Fecondazione, Balduzzi: “Presenteremo ricorso per un chiarimento giurisprudenziale”

Renato Balduzzi

FECONDAZIONE BALDUZZI – Il governo è pronto a fare ricorso alla sentenza della Corte di Strasburgo riguardante la coerenza della Legge 40 (fecondazione assistita). A dichiararlo è stato il ministro per la Salute, Renato Balduzzi, durante un colloquio a margine di un convegno, a Lucca, sul gioco d’azzardo.

Tra ieri e stamani sono riuscito a dare una lettura un po’ frettolosa alla sentenza – ha sottolineato il ministro – e ci stanno lavorando anche i miei uffici. Credo che sia forse opportuna una richiesta di un punto giurisdizionale fermo per quanto riguarda la Corte europea dei diritti dell’uomo e che dunque un ricorso da parte del nostro Paese valga proprio a consolidare un punto di riferimento”.

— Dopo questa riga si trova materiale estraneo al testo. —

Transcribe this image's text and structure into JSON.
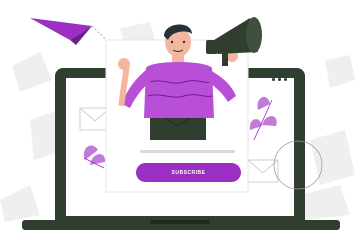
{
  "illustration": {
    "subscribe_label": "SUBSCRIBE",
    "palette": {
      "accent": "#9b2fc4",
      "accent_light": "#c27ad8",
      "laptop_frame": "#2f3e2f",
      "screen_bg": "#ffffff",
      "background_shapes": "#efefef",
      "shirt": "#b94fd6",
      "skin": "#f4b6a0",
      "hair": "#263238",
      "megaphone": "#2f3e2f"
    }
  }
}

Ci sono poi dei profili – ha contnuato – di carattere processuale che andrebbero attentamente monitorati perché è chiaro che si riferiscono non solo al caso di specie ma a tutti i casi possibili. Siccome stanno aumentando le ipotesi di confronto tra ordinamenti, quello italiano e quello del Consiglio d’Europa, credo che anche sotto questo profilo un nostro ricorso potrebbe servire a un chiarimento giurisprudenziale”.

Per questo motivo, ha concluso Balduzzi, “con riserva di un approfondimento, una volta presa in esame questa pronuncia, mi sembra che ci siano gli elementi per promuovere un ulteriore chiarimento giurisprudenziale”.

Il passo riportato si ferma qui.